1.4.2.2. 生成器 vs 列表的内存对比

import sys

# 列表:立即生成所有元素,占用大量内存
list_comp = [x ** 2 for x in range(1000000)]
print(f"List size: {sys.getsizeof(list_comp):,} bytes")  # 约 8 MB

# 生成器:惰性生成,几乎不占内存
gen_exp = (x ** 2 for x in range(1000000))
print(f"Generator size: {sys.getsizeof(gen_exp)} bytes")  # 约 200 bytes

# 实际应用:处理大文件
def read_large_file(file_path):
    """惰性读取大文件"""
    with open(file_path) as f:
        for line in f:  # 逐行读取,不加载整个文件
            yield line.strip()

# 处理每一行而不需要全部加载到内存
# for line in read_large_file("huge_file.txt"):
#     process(line)

1.4.2.3. yield from

def chain(*iterables):
    """连接多个可迭代对象"""
    for it in iterables:
        yield from it  # 相当于 for item in it: yield item

result = list(chain([1, 2], [3, 4], [5, 6]))
print(result)  # [1, 2, 3, 4, 5, 6]

# 递归生成器
def flatten(nested_list):
    """展平嵌套列表"""
    for item in nested_list:
        if isinstance(item, list):
            yield from flatten(item)
        else:
            yield item

nested = [1, [2, 3, [4, 5]], 6, [7, 8]]
print(list(flatten(nested)))  # [1, 2, 3, 4, 5, 6, 7, 8]

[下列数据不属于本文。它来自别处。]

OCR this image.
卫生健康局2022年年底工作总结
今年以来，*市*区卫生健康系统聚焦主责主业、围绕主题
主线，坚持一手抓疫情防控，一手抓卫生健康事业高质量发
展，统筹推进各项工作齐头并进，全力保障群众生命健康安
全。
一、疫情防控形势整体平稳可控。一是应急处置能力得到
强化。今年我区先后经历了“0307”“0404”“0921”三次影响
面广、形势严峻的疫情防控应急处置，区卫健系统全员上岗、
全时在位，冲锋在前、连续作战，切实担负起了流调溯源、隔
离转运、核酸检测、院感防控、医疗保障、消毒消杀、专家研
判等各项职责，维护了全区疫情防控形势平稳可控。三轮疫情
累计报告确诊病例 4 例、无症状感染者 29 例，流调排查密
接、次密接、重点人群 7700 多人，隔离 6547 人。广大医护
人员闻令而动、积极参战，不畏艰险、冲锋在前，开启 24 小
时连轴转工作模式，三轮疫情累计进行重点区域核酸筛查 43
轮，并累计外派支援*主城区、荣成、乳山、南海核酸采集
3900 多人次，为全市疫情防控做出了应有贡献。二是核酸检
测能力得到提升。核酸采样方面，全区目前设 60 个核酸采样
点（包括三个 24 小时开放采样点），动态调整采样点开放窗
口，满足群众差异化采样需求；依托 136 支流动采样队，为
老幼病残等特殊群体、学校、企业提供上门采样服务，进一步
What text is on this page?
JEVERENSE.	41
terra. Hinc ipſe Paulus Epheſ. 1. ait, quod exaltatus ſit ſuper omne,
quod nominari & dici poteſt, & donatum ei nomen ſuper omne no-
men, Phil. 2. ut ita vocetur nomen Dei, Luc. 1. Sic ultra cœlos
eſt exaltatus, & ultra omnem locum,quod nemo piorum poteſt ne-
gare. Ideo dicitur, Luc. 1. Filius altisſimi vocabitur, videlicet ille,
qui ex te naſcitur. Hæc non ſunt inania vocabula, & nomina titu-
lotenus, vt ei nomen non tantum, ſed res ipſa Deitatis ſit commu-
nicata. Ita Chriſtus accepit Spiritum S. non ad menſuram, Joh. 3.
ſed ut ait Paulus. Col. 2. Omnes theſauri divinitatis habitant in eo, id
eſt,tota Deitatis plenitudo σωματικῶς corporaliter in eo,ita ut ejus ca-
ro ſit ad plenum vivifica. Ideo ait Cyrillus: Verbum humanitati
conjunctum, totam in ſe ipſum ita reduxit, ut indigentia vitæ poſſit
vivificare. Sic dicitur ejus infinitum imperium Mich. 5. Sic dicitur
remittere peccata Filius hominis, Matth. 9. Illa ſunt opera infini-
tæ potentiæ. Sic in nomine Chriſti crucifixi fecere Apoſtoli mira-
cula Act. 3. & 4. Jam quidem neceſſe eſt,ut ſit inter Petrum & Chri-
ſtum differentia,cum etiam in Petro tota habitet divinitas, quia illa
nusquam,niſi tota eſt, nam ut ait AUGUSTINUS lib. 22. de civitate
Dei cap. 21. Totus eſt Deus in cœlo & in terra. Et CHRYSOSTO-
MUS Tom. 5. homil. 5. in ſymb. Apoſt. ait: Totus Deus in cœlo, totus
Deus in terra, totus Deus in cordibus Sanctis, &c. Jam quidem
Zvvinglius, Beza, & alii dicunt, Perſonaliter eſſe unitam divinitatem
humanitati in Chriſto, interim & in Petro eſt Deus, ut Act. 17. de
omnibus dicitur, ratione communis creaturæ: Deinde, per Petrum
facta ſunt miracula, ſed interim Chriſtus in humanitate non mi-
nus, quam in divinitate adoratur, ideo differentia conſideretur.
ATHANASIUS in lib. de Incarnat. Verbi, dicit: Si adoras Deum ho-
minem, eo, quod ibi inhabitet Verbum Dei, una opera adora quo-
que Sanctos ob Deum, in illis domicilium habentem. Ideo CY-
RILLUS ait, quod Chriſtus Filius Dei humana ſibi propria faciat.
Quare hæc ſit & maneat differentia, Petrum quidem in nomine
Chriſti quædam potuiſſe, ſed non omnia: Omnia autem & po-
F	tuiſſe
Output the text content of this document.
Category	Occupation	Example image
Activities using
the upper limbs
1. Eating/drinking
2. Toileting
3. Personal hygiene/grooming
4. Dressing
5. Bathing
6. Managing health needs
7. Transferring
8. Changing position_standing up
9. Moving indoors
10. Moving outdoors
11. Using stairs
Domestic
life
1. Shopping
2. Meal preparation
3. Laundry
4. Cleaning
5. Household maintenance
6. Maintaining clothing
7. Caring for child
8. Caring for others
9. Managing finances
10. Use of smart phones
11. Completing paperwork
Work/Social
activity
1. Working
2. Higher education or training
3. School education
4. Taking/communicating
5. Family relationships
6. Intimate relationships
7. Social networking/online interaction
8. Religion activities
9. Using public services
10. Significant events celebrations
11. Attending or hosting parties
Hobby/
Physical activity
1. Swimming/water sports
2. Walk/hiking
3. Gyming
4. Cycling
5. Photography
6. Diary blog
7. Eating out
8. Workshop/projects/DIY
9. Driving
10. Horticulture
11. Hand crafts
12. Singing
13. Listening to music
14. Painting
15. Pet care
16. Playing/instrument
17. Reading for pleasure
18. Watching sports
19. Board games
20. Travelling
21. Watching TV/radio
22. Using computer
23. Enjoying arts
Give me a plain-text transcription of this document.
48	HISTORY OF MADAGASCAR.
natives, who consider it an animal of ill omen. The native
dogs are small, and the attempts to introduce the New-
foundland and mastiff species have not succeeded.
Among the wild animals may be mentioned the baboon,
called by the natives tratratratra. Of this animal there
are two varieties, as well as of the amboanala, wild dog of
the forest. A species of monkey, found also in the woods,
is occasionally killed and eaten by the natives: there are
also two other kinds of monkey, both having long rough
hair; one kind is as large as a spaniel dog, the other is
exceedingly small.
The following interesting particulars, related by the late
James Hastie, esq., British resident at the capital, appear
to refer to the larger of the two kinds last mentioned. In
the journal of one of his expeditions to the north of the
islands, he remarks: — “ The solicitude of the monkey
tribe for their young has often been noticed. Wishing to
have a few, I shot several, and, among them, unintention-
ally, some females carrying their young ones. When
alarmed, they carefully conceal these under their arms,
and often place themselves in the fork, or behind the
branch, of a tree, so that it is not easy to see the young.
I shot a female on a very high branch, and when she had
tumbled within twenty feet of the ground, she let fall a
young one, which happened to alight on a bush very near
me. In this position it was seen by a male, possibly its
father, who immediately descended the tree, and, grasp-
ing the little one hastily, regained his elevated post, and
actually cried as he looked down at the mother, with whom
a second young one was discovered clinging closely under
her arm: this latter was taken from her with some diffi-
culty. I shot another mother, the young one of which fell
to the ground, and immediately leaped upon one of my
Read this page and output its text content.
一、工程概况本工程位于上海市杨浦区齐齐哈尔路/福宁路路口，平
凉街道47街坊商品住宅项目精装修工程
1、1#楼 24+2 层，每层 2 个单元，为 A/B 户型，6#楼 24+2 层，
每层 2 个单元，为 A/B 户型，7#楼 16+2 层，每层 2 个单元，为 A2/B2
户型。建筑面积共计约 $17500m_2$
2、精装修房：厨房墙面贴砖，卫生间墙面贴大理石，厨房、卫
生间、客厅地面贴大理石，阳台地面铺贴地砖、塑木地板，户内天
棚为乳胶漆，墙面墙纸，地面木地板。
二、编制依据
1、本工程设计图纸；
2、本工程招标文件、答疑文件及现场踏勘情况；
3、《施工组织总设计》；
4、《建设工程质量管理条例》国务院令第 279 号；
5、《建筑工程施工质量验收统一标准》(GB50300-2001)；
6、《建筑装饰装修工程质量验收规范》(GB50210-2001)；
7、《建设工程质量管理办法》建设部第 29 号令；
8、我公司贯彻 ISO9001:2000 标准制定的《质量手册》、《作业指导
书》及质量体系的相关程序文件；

1.4.2.4. 生成器的 send 和 throw

def accumulator():
    """可接收值的生成器(协程风格)"""
    total = 0
    while True:
        value = yield total  # 接收 send 的值
        if value is None:
            break
        total += value

acc = accumulator()
print(next(acc))       # 0 - 启动生成器
print(acc.send(10))    # 10
print(acc.send(20))    # 30
print(acc.send(5))     # 35
acc.send(None)         # 终止

# 生成器的 close 和异常处理
def managed_generator():
    try:
        while True:
            yield "running"
    except GeneratorExit:
        print("Generator closed")
    finally:
        print("Cleanup")

gen = managed_generator()
print(next(gen))  # running
gen.close()       # Generator closed \n Cleanup

1.4.3. itertools 模块

Python 标准库提供了强大的迭代器工具。

1.4.3.1. 无限迭代器

from itertools import count, cycle, repeat

# count: 无限计数
for i in count(10, 2):  # 从 10 开始,步长 2
    if i > 20:
        break
    print(i, end=' ')  # 10 12 14 16 18 20

# cycle: 无限循环
colors = cycle(['red', 'green', 'blue'])
for _ in range(7):
    print(next(colors), end=' ')  # red green blue red green blue red

# repeat: 重复
list(repeat('A', 5))  # ['A', 'A', 'A', 'A', 'A']

1.4.3.2. 组合迭代器

from itertools import chain, zip_longest, product, permutations, combinations

# chain: 连接迭代器
list(chain([1, 2], [3, 4]))  # [1, 2, 3, 4]

# zip_longest: 最长填充的 zip
list(zip_longest([1, 2, 3], ['a', 'b'], fillvalue='-'))
# [(1, 'a'), (2, 'b'), (3, '-')]

# product: 笛卡尔积
list(product('AB', [1, 2]))  # [('A', 1), ('A', 2), ('B', 1), ('B', 2)]

# permutations: 排列
list(permutations('ABC', 2))  # [('A', 'B'), ('A', 'C'), ('B', 'A'), ('B', 'C'), ('C', 'A'), ('C', 'B')]

# combinations: 组合
list(combinations('ABC', 2))  # [('A', 'B'), ('A', 'C'), ('B', 'C')]

1.4.3.3. 过滤和分组

from itertools import filterfalse, takewhile, dropwhile, groupby

# filterfalse: filter 的反面
list(filterfalse(lambda x: x % 2, range(10)))  # [0, 2, 4, 6, 8]

# takewhile: 条件为真时获取元素
list(takewhile(lambda x: x < 5, [1, 3, 5, 2, 1]))  # [1, 3]

# dropwhile: 条件为真时跳过元素
list(dropwhile(lambda x: x < 5, [1, 3, 5, 2, 1]))  # [5, 2, 1]

# groupby: 分组(数据需要预先排序)
data = [('a', 1), ('a', 2), ('b', 3), ('b', 4), ('a', 5)]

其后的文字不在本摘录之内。